Now analyzing chromosome 1, at iteration loop 1/25
Now analyzing chromosome 10, at iteration loop 2/25
Now analyzing chromosome 11, at iteration loop 3/25
Now analyzing chromosome 12, at iteration loop 4/25
Now analyzing chromosome 13, at iteration loop 5/25
Now analyzing chromosome 14, at iteration loop 6/25
Now analyzing chromosome 15, at iteration loop 7/25
Now analyzing chromosome 16, at iteration loop 8/25
Now analyzing chromosome 17, at iteration loop 9/25
Now analyzing chromosome 18, at iteration loop 10/25
Now analyzing chromosome 19, at iteration loop 11/25
Now analyzing chromosome 2, at iteration loop 12/25
Now analyzing chromosome 20, at iteration loop 13/25
Now analyzing chromosome 21, at iteration loop 14/25
Now analyzing chromosome 22, at iteration loop 15/25
Now analyzing chromosome 3, at iteration loop 16/25
Now analyzing chromosome 4, at iteration loop 17/25
Now analyzing chromosome 5, at iteration loop 18/25
Now analyzing chromosome 6, at iteration loop 19/25
Now analyzing chromosome 7, at iteration loop 20/25
Now analyzing chromosome 8, at iteration loop 21/25
Now analyzing chromosome 9, at iteration loop 22/25
Now analyzing chromosome M, at iteration loop 23/25
Now analyzing chromosome X, at iteration loop 24/25
Now analyzing chromosome Y, at iteration loop 25/25
Answers written to set1_vs_set2_c10_CpN5_d1_p0.05_P10.tsv
A gene list, with intergenic genes identified with promoter cutoff = 10000 nucleotides has been written to set1_vs_set2_c10_CpN5_d1_p0.05_P10_methylation_up_gene_list.txt
A gene list, with intergenic genes identified with promoter cutoff = 10000 nucleotides has been written to set1_vs_set2_c10_CpN5_d1_p0.05_P10_methylation_down_gene_list.txt
7042602/13828751 = 50.9% of nucleotides met minimum coverage and were present with minimum coverage = 10 in every sample.
**Segmentation fault**
Would you be able to print out/attach the output from running with -debug
?
the output appears to be being made, are the files that you get in output usable?
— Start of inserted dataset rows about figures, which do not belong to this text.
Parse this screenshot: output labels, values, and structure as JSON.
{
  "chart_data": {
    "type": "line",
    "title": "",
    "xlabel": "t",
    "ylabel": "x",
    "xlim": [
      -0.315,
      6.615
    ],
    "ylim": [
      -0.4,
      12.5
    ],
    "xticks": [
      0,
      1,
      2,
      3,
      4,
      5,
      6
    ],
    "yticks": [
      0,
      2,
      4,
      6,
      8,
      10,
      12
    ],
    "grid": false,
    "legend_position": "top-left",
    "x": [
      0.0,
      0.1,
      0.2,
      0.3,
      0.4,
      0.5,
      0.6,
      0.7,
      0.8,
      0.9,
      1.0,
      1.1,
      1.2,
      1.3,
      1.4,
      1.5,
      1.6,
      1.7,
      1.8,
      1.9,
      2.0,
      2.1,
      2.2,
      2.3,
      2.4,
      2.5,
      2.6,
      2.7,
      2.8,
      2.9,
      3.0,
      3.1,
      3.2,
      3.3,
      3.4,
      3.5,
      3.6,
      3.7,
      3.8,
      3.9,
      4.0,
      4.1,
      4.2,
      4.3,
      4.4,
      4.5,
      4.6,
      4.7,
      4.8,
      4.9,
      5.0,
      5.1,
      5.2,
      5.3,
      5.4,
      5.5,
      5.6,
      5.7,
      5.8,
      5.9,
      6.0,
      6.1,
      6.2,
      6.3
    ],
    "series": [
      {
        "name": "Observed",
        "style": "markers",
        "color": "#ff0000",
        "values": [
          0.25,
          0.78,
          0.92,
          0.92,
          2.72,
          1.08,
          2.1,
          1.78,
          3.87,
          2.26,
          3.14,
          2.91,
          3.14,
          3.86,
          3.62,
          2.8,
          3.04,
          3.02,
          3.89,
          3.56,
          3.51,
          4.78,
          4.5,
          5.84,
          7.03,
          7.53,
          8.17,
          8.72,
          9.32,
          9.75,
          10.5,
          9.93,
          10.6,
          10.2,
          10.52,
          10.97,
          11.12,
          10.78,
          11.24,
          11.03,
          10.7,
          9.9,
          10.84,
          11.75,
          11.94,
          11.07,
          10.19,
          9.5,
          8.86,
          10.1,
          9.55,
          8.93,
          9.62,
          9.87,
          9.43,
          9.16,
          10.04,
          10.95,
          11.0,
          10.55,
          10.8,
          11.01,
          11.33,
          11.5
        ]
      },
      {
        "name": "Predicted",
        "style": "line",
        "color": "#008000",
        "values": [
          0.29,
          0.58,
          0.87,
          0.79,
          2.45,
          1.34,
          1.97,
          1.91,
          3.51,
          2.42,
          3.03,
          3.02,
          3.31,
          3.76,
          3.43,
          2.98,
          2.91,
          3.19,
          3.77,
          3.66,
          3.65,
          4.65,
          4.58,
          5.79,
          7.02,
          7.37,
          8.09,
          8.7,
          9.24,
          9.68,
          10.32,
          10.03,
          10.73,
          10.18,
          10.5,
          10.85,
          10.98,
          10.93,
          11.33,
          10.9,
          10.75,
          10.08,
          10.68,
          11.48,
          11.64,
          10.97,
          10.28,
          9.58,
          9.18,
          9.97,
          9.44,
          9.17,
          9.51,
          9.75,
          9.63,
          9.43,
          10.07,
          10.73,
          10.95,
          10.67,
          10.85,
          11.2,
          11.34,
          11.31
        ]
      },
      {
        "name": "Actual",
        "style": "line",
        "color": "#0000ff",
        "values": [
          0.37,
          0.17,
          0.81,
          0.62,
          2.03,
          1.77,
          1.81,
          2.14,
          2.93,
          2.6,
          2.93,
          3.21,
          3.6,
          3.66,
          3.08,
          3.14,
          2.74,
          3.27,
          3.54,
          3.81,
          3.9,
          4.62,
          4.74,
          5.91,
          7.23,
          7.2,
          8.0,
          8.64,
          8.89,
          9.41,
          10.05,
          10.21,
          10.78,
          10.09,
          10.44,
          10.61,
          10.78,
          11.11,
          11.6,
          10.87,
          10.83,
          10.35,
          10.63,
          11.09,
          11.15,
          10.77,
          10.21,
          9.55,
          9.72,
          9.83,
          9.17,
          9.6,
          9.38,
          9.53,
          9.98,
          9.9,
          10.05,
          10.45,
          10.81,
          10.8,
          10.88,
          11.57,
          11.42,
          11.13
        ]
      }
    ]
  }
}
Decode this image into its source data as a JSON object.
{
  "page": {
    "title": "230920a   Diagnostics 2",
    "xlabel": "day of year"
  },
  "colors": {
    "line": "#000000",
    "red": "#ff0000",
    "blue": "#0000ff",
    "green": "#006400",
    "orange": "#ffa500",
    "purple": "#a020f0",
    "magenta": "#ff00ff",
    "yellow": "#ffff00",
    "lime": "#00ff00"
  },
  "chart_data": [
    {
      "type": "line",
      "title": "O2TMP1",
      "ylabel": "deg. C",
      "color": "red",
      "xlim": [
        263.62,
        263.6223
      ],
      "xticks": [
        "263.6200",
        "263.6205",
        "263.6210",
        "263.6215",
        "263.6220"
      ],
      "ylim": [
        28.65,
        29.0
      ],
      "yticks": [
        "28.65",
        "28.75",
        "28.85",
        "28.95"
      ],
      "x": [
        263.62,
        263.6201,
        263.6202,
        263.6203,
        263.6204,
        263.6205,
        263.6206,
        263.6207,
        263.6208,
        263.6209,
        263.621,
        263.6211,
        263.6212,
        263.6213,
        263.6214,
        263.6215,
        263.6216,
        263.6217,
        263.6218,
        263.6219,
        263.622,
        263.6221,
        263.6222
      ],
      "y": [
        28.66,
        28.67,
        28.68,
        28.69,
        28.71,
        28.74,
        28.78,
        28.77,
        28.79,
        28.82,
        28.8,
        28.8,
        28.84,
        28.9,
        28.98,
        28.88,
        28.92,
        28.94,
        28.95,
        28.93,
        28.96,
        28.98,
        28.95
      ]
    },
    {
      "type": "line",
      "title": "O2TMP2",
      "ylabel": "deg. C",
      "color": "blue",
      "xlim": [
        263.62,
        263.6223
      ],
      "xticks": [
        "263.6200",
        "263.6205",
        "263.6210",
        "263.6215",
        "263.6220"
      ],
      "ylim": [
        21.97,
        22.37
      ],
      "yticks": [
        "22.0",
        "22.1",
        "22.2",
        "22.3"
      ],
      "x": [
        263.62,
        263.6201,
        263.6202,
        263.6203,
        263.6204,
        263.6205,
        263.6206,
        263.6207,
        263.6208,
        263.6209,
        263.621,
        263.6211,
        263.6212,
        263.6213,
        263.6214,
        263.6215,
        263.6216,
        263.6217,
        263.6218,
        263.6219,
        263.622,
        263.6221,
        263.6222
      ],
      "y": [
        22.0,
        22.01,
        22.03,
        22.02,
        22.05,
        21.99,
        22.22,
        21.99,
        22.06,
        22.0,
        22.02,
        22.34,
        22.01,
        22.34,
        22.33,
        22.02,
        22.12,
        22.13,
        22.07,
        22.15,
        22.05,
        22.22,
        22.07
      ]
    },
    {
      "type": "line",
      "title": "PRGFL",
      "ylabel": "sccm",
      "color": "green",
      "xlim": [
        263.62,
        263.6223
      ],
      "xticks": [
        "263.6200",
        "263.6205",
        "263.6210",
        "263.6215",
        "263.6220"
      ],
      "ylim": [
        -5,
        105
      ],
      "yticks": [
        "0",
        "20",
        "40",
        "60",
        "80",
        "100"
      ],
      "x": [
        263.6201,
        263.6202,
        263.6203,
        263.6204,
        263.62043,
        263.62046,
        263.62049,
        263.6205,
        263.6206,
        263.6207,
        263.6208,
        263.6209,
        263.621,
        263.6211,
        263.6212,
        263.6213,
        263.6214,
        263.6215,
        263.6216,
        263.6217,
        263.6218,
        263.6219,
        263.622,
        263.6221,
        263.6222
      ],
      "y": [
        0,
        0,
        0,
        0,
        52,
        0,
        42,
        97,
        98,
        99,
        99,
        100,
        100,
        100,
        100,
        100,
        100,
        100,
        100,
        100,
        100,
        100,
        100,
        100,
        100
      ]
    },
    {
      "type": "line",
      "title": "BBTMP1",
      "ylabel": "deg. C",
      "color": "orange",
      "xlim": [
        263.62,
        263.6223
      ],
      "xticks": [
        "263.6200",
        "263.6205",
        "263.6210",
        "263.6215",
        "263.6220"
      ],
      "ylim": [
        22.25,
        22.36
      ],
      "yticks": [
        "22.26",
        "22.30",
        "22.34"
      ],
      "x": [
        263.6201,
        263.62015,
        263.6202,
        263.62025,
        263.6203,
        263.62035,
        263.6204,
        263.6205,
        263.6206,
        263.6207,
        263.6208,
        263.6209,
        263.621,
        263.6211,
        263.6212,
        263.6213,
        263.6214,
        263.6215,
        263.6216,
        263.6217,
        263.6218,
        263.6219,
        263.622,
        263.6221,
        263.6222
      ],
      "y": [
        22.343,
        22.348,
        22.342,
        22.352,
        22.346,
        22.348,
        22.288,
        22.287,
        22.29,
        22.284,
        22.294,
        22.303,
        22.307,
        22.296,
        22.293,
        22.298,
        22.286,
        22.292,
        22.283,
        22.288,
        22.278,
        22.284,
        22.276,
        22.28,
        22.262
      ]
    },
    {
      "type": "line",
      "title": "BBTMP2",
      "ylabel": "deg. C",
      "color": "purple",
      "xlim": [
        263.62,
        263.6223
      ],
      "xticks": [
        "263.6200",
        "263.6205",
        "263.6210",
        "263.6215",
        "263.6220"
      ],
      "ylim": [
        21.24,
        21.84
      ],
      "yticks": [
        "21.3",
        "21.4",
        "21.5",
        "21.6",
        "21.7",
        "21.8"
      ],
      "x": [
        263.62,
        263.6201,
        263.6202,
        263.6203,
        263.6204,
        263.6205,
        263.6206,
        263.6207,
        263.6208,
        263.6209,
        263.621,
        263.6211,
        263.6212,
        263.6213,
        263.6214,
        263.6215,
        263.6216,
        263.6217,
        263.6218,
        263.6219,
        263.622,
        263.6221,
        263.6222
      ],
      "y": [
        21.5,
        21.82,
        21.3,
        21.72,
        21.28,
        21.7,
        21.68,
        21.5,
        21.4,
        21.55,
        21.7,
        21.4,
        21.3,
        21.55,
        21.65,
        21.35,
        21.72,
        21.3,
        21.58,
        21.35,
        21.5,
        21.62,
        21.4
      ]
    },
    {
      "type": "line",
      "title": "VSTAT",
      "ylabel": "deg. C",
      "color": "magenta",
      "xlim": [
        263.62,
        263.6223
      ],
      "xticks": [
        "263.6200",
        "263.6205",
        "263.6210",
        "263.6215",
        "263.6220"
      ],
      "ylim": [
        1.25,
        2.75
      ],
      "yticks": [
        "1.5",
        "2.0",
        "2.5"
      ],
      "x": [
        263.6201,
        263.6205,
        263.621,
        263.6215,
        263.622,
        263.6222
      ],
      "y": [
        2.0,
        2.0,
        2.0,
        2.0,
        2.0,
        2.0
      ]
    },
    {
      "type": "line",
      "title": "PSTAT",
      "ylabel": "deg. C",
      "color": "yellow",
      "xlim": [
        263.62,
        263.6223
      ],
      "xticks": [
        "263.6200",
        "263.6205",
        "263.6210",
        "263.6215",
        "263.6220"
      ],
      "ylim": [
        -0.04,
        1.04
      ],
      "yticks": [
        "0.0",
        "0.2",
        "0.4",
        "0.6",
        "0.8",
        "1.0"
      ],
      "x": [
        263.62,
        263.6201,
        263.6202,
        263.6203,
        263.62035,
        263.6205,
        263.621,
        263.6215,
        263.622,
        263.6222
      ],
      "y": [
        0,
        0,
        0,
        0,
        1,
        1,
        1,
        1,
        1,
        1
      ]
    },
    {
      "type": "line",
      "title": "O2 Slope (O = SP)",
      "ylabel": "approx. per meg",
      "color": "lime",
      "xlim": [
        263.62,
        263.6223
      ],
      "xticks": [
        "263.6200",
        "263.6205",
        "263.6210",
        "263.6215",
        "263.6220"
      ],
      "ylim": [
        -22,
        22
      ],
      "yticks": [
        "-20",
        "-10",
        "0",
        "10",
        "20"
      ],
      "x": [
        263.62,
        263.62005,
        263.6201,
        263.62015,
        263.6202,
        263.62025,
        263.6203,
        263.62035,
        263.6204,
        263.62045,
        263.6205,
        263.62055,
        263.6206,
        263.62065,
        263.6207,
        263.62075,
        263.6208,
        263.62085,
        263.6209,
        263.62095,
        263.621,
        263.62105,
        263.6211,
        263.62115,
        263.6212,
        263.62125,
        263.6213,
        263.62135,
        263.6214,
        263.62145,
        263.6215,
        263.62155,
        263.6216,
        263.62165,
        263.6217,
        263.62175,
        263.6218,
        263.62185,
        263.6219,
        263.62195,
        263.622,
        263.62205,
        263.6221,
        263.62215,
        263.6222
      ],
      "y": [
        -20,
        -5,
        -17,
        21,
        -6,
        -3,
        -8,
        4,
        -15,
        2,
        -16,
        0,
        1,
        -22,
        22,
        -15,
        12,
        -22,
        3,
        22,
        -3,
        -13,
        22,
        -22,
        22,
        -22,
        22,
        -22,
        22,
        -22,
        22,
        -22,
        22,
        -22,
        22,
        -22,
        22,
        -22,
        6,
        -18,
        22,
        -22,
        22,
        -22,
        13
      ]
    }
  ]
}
Here are the last lines ...
just finished chromosome X @ line 2077
Now analyzing chromosome Y, at iteration loop 25/25
@line 1491 => minimum nucleotide (index 10259590) for set 0-replicate 0 is 2782960 @ chromosome_loop 24 = Y
@line 1491 => minimum nucleotide (index 10258963) for set 0-replicate 1 is 2782960 @ chromosome_loop 24 = Y
@line 1491 => minimum nucleotide (index 11300572) for set 0-replicate 2 is 2782659 @ chromosome_loop 24 = Y
@line 1491 => minimum nucleotide (index 10630680) for set 1-replicate 0 is 2785510 @ chromosome_loop 24 = Y
@line 1491 => minimum nucleotide (index 10518286) for set 1-replicate 1 is 2782960 @ chromosome_loop 24 = Y
@line 1491 => minimum nucleotide (index 10579986) for set 1-replicate 2 is 2782960 @ chromosome_loop 24 = Y
@line 1568, max_gene_search_index = 4294967295
@ line 1586, GENES_chromosome_change_index = 24 -> searching 121966-122692 indices
@ line 1587 -> 1st nucleotide = 2752083; max nucleotide in chromosome = 0
@line 1596
just finished chromosome Y @ line 2077
Answers written to set1_vs_set2_c10_CpN5_d1_p0.05_P10.tsv
A gene list, with intergenic genes identified with promoter cutoff = 10000 nucleotides has been written to set1_vs_set2_c10_CpN5_d1_p0.05_P10_methylation_up_gene_list.txt
A gene list, with intergenic genes identified with promoter cutoff = 10000 nucleotides has been written to set1_vs_set2_c10_CpN5_d1_p0.05_P10_methylation_down_gene_list.txt
7042602/13828751 = 50.9% of nucleotides met minimum coverage and were present with minimum coverage = 10 in every sample.
Segmentation fault
I'm glad that you're getting the output files at least.
It's difficult for me to debug this without having the exact data set that you're using, I cannot reproduce your error.
Is there some way that you could give a very small sample of your data, a minimally reproducible example so that I could debug?